Belize authorities testify in child abduction case
Defence files Charter arguments
Asouthern Alberta lawyer will finally get to present Charter arguments in a child abduction case being heard in a Lethbridge courtroom. Bill Wister has been waiting for months to question authorities from Belize in relation to the case, in which his client is accused of taking her son and fleeing to the Central American country more than four years ago.
Friday in Lethbridge provincial court, three Belizean authorities testified during a day-long voir dire — a trial within a trial — to hear evidence and determine whether the Canadian Charter of Rights and Freedoms applies in the case.
Wister has filed a Charter notice alleging federal government officials had no right to have his client arrested and extradited from Belize in 2017, even though she was wanted on a Canada-wide warrant for child abduction. Wister maintains Canadian officials denied the woman fundamental justice under Article 9 of the Declaration of Human Rights, which states “no one shall be subjected to arbitrary arrest, detention or exile.”
The officer who arrested the woman — she can’t be named under a publication ban to protect the identity of her young son — testified Friday by closed-circuit TV from Belize, and told court he had been assigned Nov. 1, 2015 to work on the case and locate a “wanted fugitive.” And while he received a tip only two weeks later revealing the woman’s location, he didn’t arrest her until July 19, 2017.
The officer, Holly Vasquez of the Belize Police Department, said he and several armed officers found the accused in a small home while her son played in a nearby park.
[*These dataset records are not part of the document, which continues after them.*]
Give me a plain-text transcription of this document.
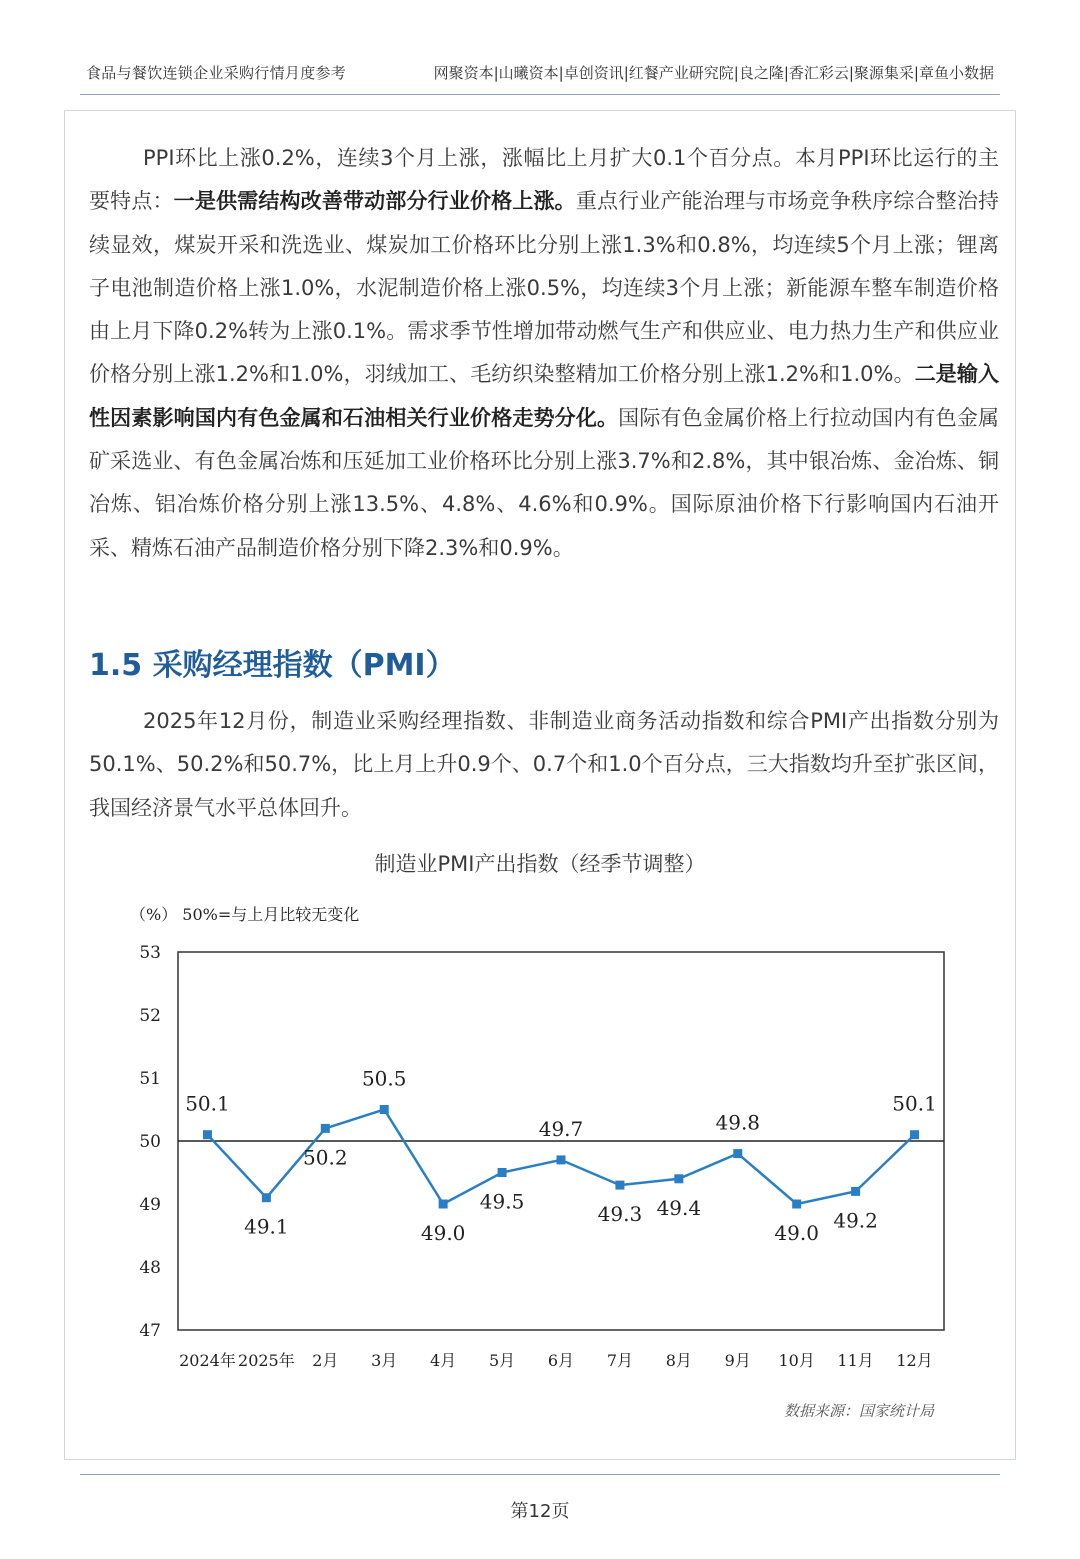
食品与餐饮连锁企业采购行情月度参考	网聚资本|山曦资本|卓创资讯|红餐产业研究院|良之隆|香汇彩云|聚源集采|章鱼小数据

PPI环比上涨0.2%，连续3个月上涨，涨幅比上月扩大0.1个百分点。本月PPI环比运行的主要特点：一是供需结构改善带动部分行业价格上涨。重点行业产能治理与市场竞争秩序综合整治持续显效，煤炭开采和洗选业、煤炭加工价格环比分别上涨1.3%和0.8%，均连续5个月上涨；锂离子电池制造价格上涨1.0%，水泥制造价格上涨0.5%，均连续3个月上涨；新能源车整车制造价格由上月下降0.2%转为上涨0.1%。需求季节性增加带动燃气生产和供应业、电力热力生产和供应业价格分别上涨1.2%和1.0%，羽绒加工、毛纺织染整精加工价格分别上涨1.2%和1.0%。二是输入性因素影响国内有色金属和石油相关行业价格走势分化。国际有色金属价格上行拉动国内有色金属矿采选业、有色金属冶炼和压延加工业价格环比分别上涨3.7%和2.8%，其中银冶炼、金冶炼、铜冶炼、铝冶炼价格分别上涨13.5%、4.8%、4.6%和0.9%。国际原油价格下行影响国内石油开采、精炼石油产品制造价格分别下降2.3%和0.9%。

1.5 采购经理指数（PMI）

2025年12月份，制造业采购经理指数、非制造业商务活动指数和综合PMI产出指数分别为50.1%、50.2%和50.7%，比上月上升0.9个、0.7个和1.0个百分点，三大指数均升至扩张区间，我国经济景气水平总体回升。

制造业PMI产出指数（经季节调整）
（%） 50%=与上月比较无变化
53
52
51
50
49
48
47
50.1
49.1
50.2
50.5
49.0
49.5
49.7
49.3 49.4
49.8
49.0
49.2
50.1
2024年 2025年 2月 3月 4月 5月 6月 7月 8月 9月 10月 11月 12月
数据来源：国家统计局
第12页
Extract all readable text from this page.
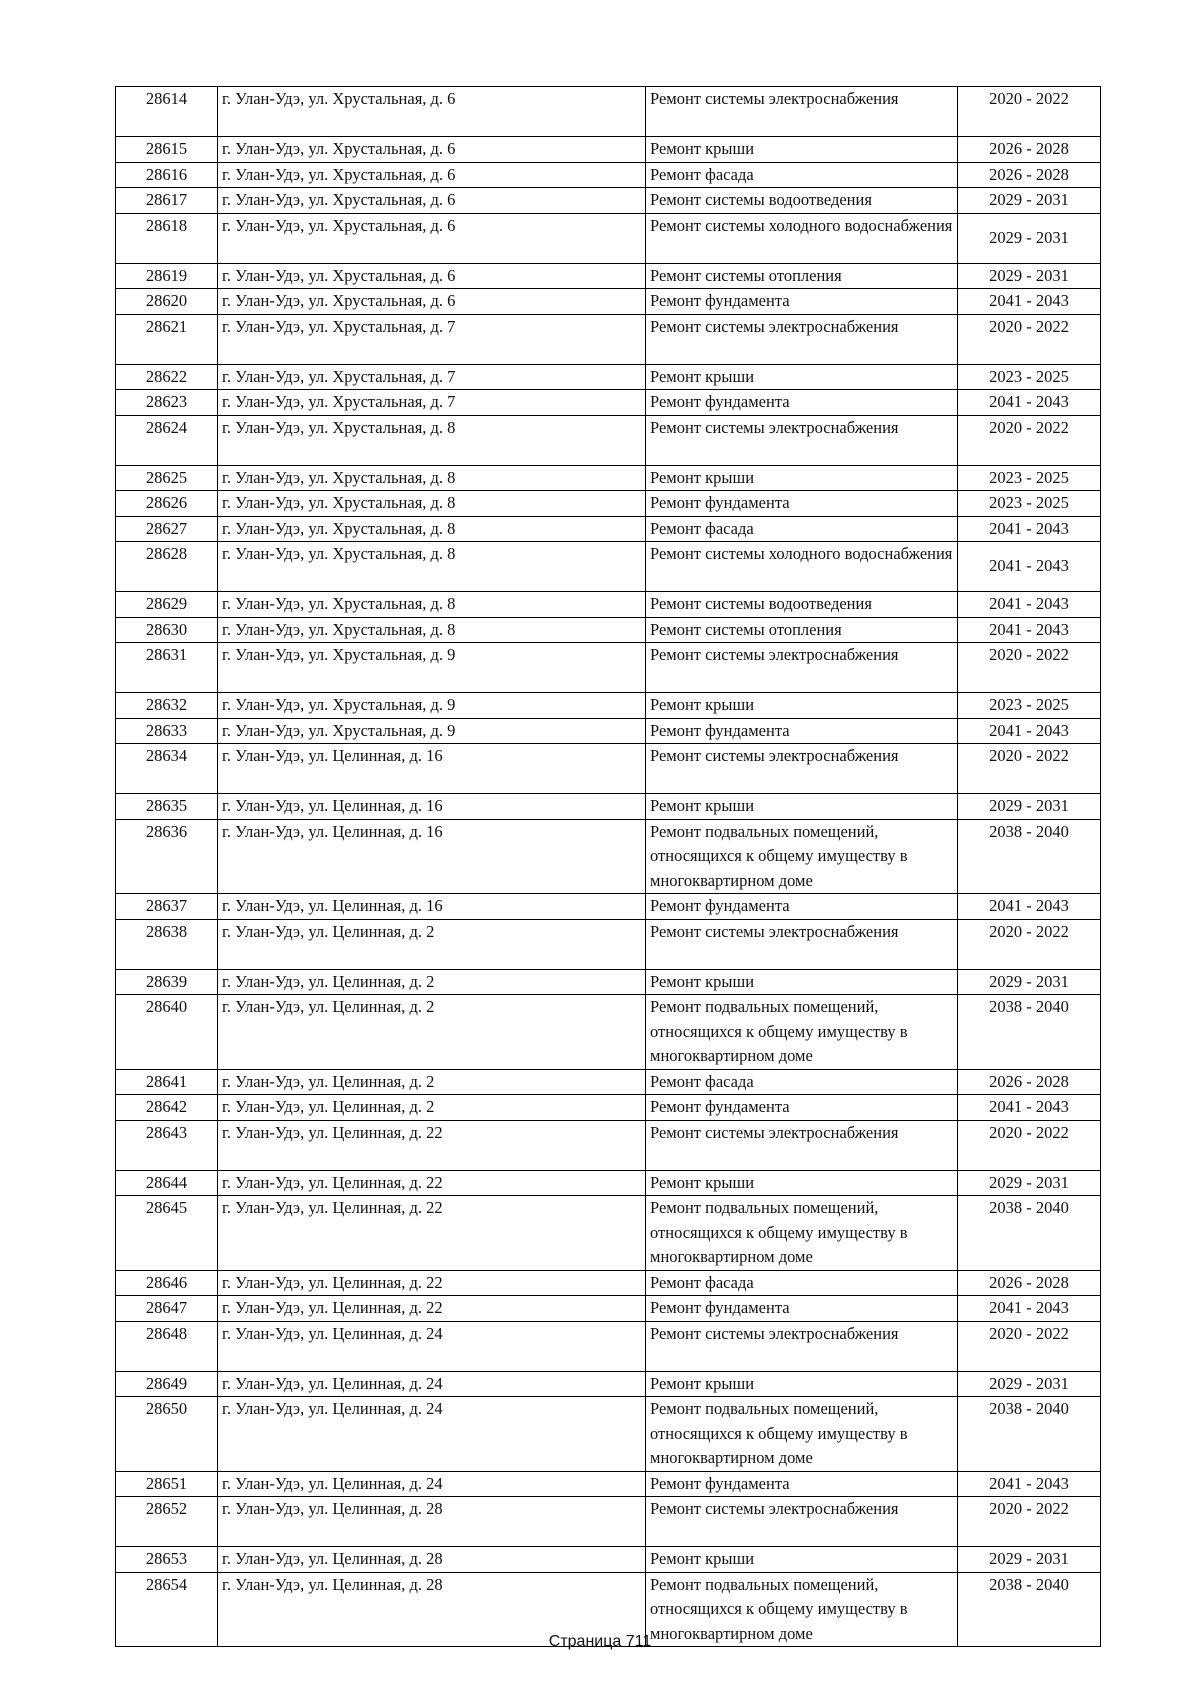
28614	г. Улан-Удэ, ул. Хрустальная, д. 6	Ремонт системы электроснабжения	2020 - 2022
28615	г. Улан-Удэ, ул. Хрустальная, д. 6	Ремонт крыши	2026 - 2028
28616	г. Улан-Удэ, ул. Хрустальная, д. 6	Ремонт фасада	2026 - 2028
28617	г. Улан-Удэ, ул. Хрустальная, д. 6	Ремонт системы водоотведения	2029 - 2031
28618	г. Улан-Удэ, ул. Хрустальная, д. 6	Ремонт системы холодного водоснабжения	2029 - 2031
28619	г. Улан-Удэ, ул. Хрустальная, д. 6	Ремонт системы отопления	2029 - 2031
28620	г. Улан-Удэ, ул. Хрустальная, д. 6	Ремонт фундамента	2041 - 2043
28621	г. Улан-Удэ, ул. Хрустальная, д. 7	Ремонт системы электроснабжения	2020 - 2022
28622	г. Улан-Удэ, ул. Хрустальная, д. 7	Ремонт крыши	2023 - 2025
28623	г. Улан-Удэ, ул. Хрустальная, д. 7	Ремонт фундамента	2041 - 2043
28624	г. Улан-Удэ, ул. Хрустальная, д. 8	Ремонт системы электроснабжения	2020 - 2022
28625	г. Улан-Удэ, ул. Хрустальная, д. 8	Ремонт крыши	2023 - 2025
28626	г. Улан-Удэ, ул. Хрустальная, д. 8	Ремонт фундамента	2023 - 2025
28627	г. Улан-Удэ, ул. Хрустальная, д. 8	Ремонт фасада	2041 - 2043
28628	г. Улан-Удэ, ул. Хрустальная, д. 8	Ремонт системы холодного водоснабжения	2041 - 2043
28629	г. Улан-Удэ, ул. Хрустальная, д. 8	Ремонт системы водоотведения	2041 - 2043
28630	г. Улан-Удэ, ул. Хрустальная, д. 8	Ремонт системы отопления	2041 - 2043
28631	г. Улан-Удэ, ул. Хрустальная, д. 9	Ремонт системы электроснабжения	2020 - 2022
28632	г. Улан-Удэ, ул. Хрустальная, д. 9	Ремонт крыши	2023 - 2025
28633	г. Улан-Удэ, ул. Хрустальная, д. 9	Ремонт фундамента	2041 - 2043
28634	г. Улан-Удэ, ул. Целинная, д. 16	Ремонт системы электроснабжения	2020 - 2022
28635	г. Улан-Удэ, ул. Целинная, д. 16	Ремонт крыши	2029 - 2031
28636	г. Улан-Удэ, ул. Целинная, д. 16	Ремонт подвальных помещений, относящихся к общему имуществу в многоквартирном доме	2038 - 2040
28637	г. Улан-Удэ, ул. Целинная, д. 16	Ремонт фундамента	2041 - 2043
28638	г. Улан-Удэ, ул. Целинная, д. 2	Ремонт системы электроснабжения	2020 - 2022
28639	г. Улан-Удэ, ул. Целинная, д. 2	Ремонт крыши	2029 - 2031
28640	г. Улан-Удэ, ул. Целинная, д. 2	Ремонт подвальных помещений, относящихся к общему имуществу в многоквартирном доме	2038 - 2040
28641	г. Улан-Удэ, ул. Целинная, д. 2	Ремонт фасада	2026 - 2028
28642	г. Улан-Удэ, ул. Целинная, д. 2	Ремонт фундамента	2041 - 2043
28643	г. Улан-Удэ, ул. Целинная, д. 22	Ремонт системы электроснабжения	2020 - 2022
28644	г. Улан-Удэ, ул. Целинная, д. 22	Ремонт крыши	2029 - 2031
28645	г. Улан-Удэ, ул. Целинная, д. 22	Ремонт подвальных помещений, относящихся к общему имуществу в многоквартирном доме	2038 - 2040
28646	г. Улан-Удэ, ул. Целинная, д. 22	Ремонт фасада	2026 - 2028
28647	г. Улан-Удэ, ул. Целинная, д. 22	Ремонт фундамента	2041 - 2043
28648	г. Улан-Удэ, ул. Целинная, д. 24	Ремонт системы электроснабжения	2020 - 2022
28649	г. Улан-Удэ, ул. Целинная, д. 24	Ремонт крыши	2029 - 2031
28650	г. Улан-Удэ, ул. Целинная, д. 24	Ремонт подвальных помещений, относящихся к общему имуществу в многоквартирном доме	2038 - 2040
28651	г. Улан-Удэ, ул. Целинная, д. 24	Ремонт фундамента	2041 - 2043
28652	г. Улан-Удэ, ул. Целинная, д. 28	Ремонт системы электроснабжения	2020 - 2022
28653	г. Улан-Удэ, ул. Целинная, д. 28	Ремонт крыши	2029 - 2031
28654	г. Улан-Удэ, ул. Целинная, д. 28	Ремонт подвальных помещений, относящихся к общему имуществу в многоквартирном доме	2038 - 2040
Страница 711
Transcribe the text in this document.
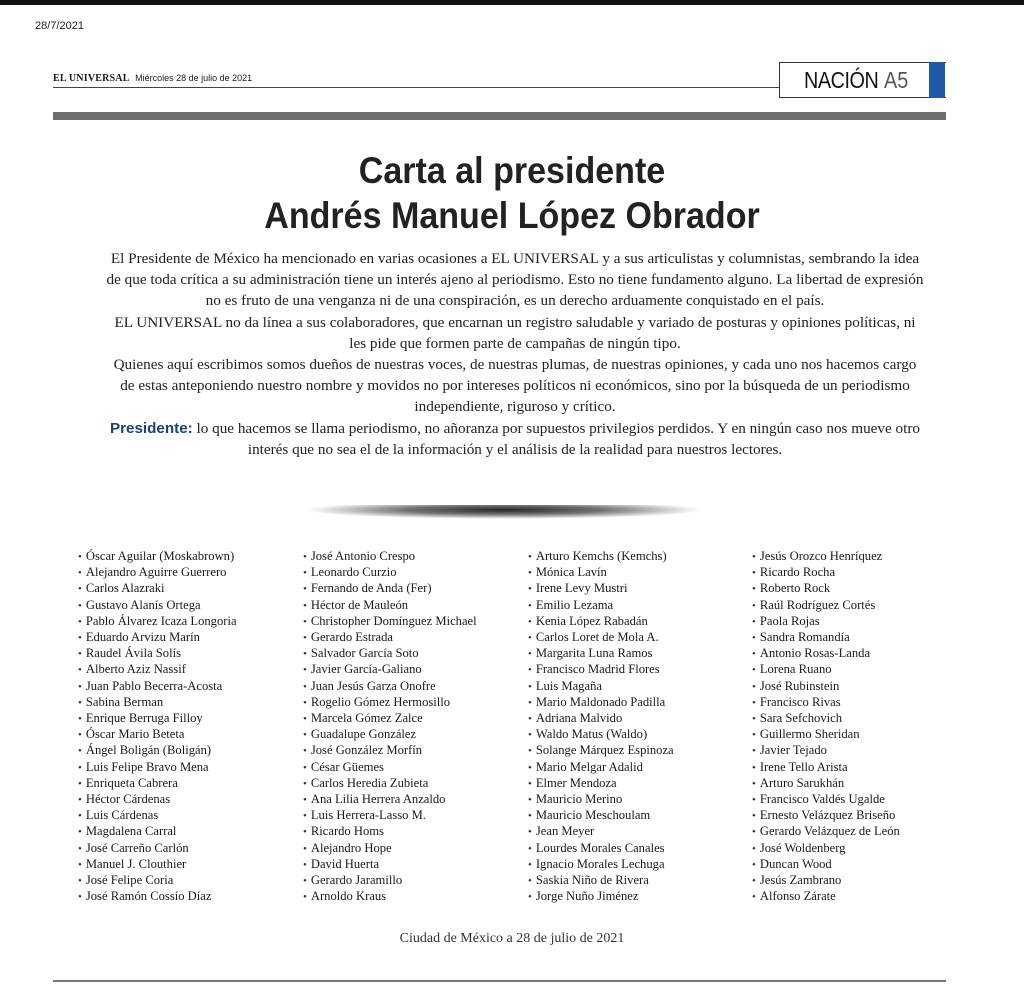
28/7/2021
EL UNIVERSAL Miércoles 28 de julio de 2021	NACIÓN A5
Carta al presidente
Andrés Manuel López Obrador

El Presidente de México ha mencionado en varias ocasiones a EL UNIVERSAL y a sus articulistas y columnistas, sembrando la idea de que toda crítica a su administración tiene un interés ajeno al periodismo. Esto no tiene fundamento alguno. La libertad de expresión no es fruto de una venganza ni de una conspiración, es un derecho arduamente conquistado en el país.

EL UNIVERSAL no da línea a sus colaboradores, que encarnan un registro saludable y variado de posturas y opiniones políticas, ni les pide que formen parte de campañas de ningún tipo.

Quienes aquí escribimos somos dueños de nuestras voces, de nuestras plumas, de nuestras opiniones, y cada uno nos hacemos cargo de estas anteponiendo nuestro nombre y movidos no por intereses políticos ni económicos, sino por la búsqueda de un periodismo independiente, riguroso y crítico.

Presidente: lo que hacemos se llama periodismo, no añoranza por supuestos privilegios perdidos. Y en ningún caso nos mueve otro interés que no sea el de la información y el análisis de la realidad para nuestros lectores.

• Óscar Aguilar (Moskabrown)
• Alejandro Aguirre Guerrero
• Carlos Alazraki
• Gustavo Alanís Ortega
• Pablo Álvarez Icaza Longoria
• Eduardo Arvizu Marín
• Raudel Ávila Solís
• Alberto Aziz Nassif
• Juan Pablo Becerra-Acosta
• Sabina Berman
• Enrique Berruga Filloy
• Óscar Mario Beteta
• Ángel Boligán (Boligán)
• Luis Felipe Bravo Mena
• Enriqueta Cabrera
• Héctor Cárdenas
• Luis Cárdenas
• Magdalena Carral
• José Carreño Carlón
• Manuel J. Clouthier
• José Felipe Coria
• José Ramón Cossío Díaz
• José Antonio Crespo
• Leonardo Curzio
• Fernando de Anda (Fer)
• Héctor de Mauleón
• Christopher Domínguez Michael
• Gerardo Estrada
• Salvador García Soto
• Javier García-Galiano
• Juan Jesús Garza Onofre
• Rogelio Gómez Hermosillo
• Marcela Gómez Zalce
• Guadalupe González
• José González Morfín
• César Güemes
• Carlos Heredia Zubieta
• Ana Lilia Herrera Anzaldo
• Luis Herrera-Lasso M.
• Ricardo Homs
• Alejandro Hope
• David Huerta
• Gerardo Jaramillo
• Arnoldo Kraus
• Arturo Kemchs (Kemchs)
• Mónica Lavín
• Irene Levy Mustri
• Emilio Lezama
• Kenia López Rabadán
• Carlos Loret de Mola A.
• Margarita Luna Ramos
• Francisco Madrid Flores
• Luis Magaña
• Mario Maldonado Padilla
• Adriana Malvido
• Waldo Matus (Waldo)
• Solange Márquez Espinoza
• Mario Melgar Adalid
• Elmer Mendoza
• Mauricio Merino
• Mauricio Meschoulam
• Jean Meyer
• Lourdes Morales Canales
• Ignacio Morales Lechuga
• Saskia Niño de Rivera
• Jorge Nuño Jiménez
• Jesús Orozco Henríquez
• Ricardo Rocha
• Roberto Rock
• Raúl Rodríguez Cortés
• Paola Rojas
• Sandra Romandía
• Antonio Rosas-Landa
• Lorena Ruano
• José Rubinstein
• Francisco Rivas
• Sara Sefchovich
• Guillermo Sheridan
• Javier Tejado
• Irene Tello Arista
• Arturo Sarukhán
• Francisco Valdés Ugalde
• Ernesto Velázquez Briseño
• Gerardo Velázquez de León
• José Woldenberg
• Duncan Wood
• Jesús Zambrano
• Alfonso Zárate
Ciudad de México a 28 de julio de 2021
He said he received “intelligence” that a firearm might be in the residence, but police never found one. And even though Vasquez had a Canadian arrest warrant, he said he arrested the accused because she was unable to produce her passport.
Vasquez admitted he knew the warrant was not valid in Belize and could not be used to arrest the woman unless she was found in Canada. Wister suggested the officer didn’t even show the accused the arrest warrant, and didn’t have authority to arrest her.
Vasquez said he only “detained” the woman and she was arrested later. But earlier in his testimony he said he arrested her for failing to show him her passport, then he cautioned her and read her rights. He testified he also told her, “I have an international warrant for her arrest.”
The Belizean departments of human services and immigration, as well as the Canadian Consulate in Belize, were contacted, and the accused was convicted July 20, 2017 of failing to produce the proper documents. She was fined $1,000 and her removal from Belize was ordered four days later, after she paid the fine. She was finally removed Aug. 9 and flown to Calgary, via Houston, Texas.
Vernon Charles Leslie, who worked for Belizean Immigration Services at the time, testified the woman’s family bought her an airline ticket to Canada, and he and police officers escorted her to the airport. Although Leslie insisted she was ordered her to be returned to her country of origin, he admitted during Wister’s questioning that the actual order only specified her removal from Belize.
Wister suggested his client was not ordered to return to Canada, and she told authorities she didn’t want to go to there. He also pointed out Special Prosecutions in Canada, not the woman’s family, bought her the airline ticket.
The accused was deported to the U.S., where she was arrested after landing in Houston, then flown to Canada. She was taken into custody by Lethbridge police officers at the Calgary International Airport and charged with child abduction, then released from custody Aug. 23 following a bail hearing in Lethbridge.
The matter will return to court on Dec. 14.